2日の東京外国為替市場ではドル・円相場が1週間ぶりとなる1ドル=111円台後半へ上昇。今晩発表の米雇用統計への期待や日経平均株価の2万円台回復を背景にドル高・円安が進んだ。

  午後4時4分現在のドル・円相場は前日比0.2%高の111円60銭。前日の海外市場では5月の米ADP民間雇用者数が予想を上回る伸びとなったことを受け、111円台半ばまでドル買いが進行。東京市場に入ってからは日本株が大台を突破する中でリスク選好の円売りが強まり、一時111円71銭まで値を切り上げた。
  
  メリルリンチ日本証券の山田修輔チーフFX/株式ストラテジストは、日本株、ドル・円とも「サマーラリー」を想定しているが、ドル・円が「勢いよくドル主導で上げていく」には米長期金利が上昇する必要があり、「そのためには雇用増よりも賃金が鍵になる」と指摘。米利回り曲線が「もう少しスティープニングしないとなかなかモメンタムがつきにくい」と話した。

  ブルームバーグがまとめたエコノミスト調査によると、5月の米雇用統計で非農業部門雇用者数は前月比18万2000人増が予想されている。4月は21万1000人増だった。インフレ動向を見る上で注目の平均時給は前月比で0.2%増、前年同月比2.6%増の見込み。4月はそれぞれ0.3%増、2.5%増だった。給与明細書作成代行会社のADPリサーチ・インスティテュートが1日発表した給与名簿に基づく集計調査では、5月の民間部門の雇用者数は25万3000人増と市場予想の18万人増を大幅に上回った。

  みずほ証券の鈴木健吾チーフFXストラテジストは.「今回の雇用統計は6月の利上げの有無には影響せず、9月の利上げにつながるかどうかが焦点」だとし、完全雇用の中で時給が高まれば物価上昇につながり、ドル上昇に勢いが増すと予想。逆に時給が前回並みか鈍化となれば、「6月に利上げがあっても、その先が怪しくなる」と語った。

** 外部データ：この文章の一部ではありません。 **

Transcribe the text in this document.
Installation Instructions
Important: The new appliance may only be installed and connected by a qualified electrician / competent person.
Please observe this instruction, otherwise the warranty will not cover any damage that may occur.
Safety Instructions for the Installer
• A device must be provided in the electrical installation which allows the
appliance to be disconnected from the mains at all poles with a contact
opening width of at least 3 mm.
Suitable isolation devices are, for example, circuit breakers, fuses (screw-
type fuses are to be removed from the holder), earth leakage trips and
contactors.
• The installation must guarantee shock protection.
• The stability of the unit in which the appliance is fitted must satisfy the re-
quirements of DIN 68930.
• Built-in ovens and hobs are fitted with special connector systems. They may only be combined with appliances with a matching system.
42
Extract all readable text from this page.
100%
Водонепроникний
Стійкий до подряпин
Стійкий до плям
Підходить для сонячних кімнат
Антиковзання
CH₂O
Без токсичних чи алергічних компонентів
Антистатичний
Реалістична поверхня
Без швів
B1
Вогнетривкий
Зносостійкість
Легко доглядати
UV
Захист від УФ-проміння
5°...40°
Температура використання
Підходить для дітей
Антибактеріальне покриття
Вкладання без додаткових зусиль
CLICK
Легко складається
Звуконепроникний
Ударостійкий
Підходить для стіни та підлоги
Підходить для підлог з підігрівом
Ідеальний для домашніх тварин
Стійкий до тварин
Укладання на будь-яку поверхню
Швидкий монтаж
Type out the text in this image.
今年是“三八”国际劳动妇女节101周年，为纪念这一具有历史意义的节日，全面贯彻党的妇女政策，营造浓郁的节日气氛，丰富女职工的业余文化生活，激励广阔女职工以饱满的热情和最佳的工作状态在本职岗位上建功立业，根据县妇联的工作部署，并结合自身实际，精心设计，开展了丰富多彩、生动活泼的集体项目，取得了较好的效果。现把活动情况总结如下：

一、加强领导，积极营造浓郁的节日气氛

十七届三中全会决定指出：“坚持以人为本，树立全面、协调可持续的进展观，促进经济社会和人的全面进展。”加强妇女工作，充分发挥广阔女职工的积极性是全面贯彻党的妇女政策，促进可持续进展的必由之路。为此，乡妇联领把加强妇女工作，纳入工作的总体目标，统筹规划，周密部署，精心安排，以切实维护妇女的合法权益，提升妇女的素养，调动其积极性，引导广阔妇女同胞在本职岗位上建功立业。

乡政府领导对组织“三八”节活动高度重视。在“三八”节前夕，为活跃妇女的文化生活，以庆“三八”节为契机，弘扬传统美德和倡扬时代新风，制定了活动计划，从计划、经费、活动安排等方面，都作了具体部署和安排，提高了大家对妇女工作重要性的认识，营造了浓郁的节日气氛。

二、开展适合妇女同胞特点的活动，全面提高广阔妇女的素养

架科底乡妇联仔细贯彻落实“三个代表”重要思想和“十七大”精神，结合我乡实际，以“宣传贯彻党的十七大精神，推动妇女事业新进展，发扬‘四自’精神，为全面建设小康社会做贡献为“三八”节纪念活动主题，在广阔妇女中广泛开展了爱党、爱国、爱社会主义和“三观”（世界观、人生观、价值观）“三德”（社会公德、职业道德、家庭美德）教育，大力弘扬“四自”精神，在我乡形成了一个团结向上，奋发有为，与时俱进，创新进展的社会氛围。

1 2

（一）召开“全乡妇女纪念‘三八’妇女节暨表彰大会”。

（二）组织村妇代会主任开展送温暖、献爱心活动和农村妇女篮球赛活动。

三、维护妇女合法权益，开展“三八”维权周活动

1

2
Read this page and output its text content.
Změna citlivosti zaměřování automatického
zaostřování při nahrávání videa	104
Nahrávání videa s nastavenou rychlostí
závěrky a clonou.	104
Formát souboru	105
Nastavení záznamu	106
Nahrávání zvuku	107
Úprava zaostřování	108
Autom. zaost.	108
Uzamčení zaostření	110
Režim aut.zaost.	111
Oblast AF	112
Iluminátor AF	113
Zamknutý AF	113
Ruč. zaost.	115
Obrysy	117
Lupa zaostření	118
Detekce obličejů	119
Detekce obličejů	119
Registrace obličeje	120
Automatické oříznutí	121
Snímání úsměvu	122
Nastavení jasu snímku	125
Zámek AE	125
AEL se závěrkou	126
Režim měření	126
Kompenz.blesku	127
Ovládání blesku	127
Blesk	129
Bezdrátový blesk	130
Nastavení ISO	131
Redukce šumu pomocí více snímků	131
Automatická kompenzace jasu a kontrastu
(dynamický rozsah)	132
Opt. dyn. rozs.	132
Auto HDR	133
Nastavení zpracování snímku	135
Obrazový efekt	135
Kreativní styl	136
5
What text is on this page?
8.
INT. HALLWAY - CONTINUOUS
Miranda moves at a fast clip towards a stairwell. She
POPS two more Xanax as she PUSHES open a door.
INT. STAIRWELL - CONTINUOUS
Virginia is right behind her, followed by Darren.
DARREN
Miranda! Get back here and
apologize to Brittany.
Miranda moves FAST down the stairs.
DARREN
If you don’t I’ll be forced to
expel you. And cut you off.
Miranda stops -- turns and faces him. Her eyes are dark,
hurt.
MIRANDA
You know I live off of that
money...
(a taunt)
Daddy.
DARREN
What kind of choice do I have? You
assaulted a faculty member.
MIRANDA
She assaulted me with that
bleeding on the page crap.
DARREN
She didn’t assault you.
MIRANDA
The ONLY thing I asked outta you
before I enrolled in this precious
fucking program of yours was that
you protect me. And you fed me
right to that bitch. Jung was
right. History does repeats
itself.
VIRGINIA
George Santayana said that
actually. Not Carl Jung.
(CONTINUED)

  前日の米株式市場では民間雇用の大幅増を好感して、主要株価指数が過去最高値を更新。2日の東京株式市場では日経平均株価が2015年12月以来となる2万円台を回復し、一時は400円近く上昇した。

  ブルームバーグ・データによると、円は主要16通貨全てに対して前日終値比で下落。大和証券の亀岡裕次チーフ為替アナリストは、「節目を抜けると株も上がりやすいので、円売り安心感が出ているのではないか」とみていた。

  来週は8日にトランプ米政権のロシア疑惑をめぐってコミ-米連邦捜査局(FBI)前長官の公聴会が行われるほか、英国の総選挙、欧州中央銀行(ECB)の定例理事会が予定されている。オーストラリア・ニュージーランド銀行(ANZ)の吉利重毅外国為替・コモディティー営業部長は、米雇用統計後にドル・円が上昇しても「来週のイベント前に利益確定の売りが強まり、結果110円台で週を越える可能性もあるだろう」と話した。

  ユーロ・円相場は1ユーロ=124円台後半から一時125円31銭と1週間ぶりの水準まで円安が進行。ユーロ・ドル相場は1ユーロ=1.12ドル台前半での小幅な動きが続いた。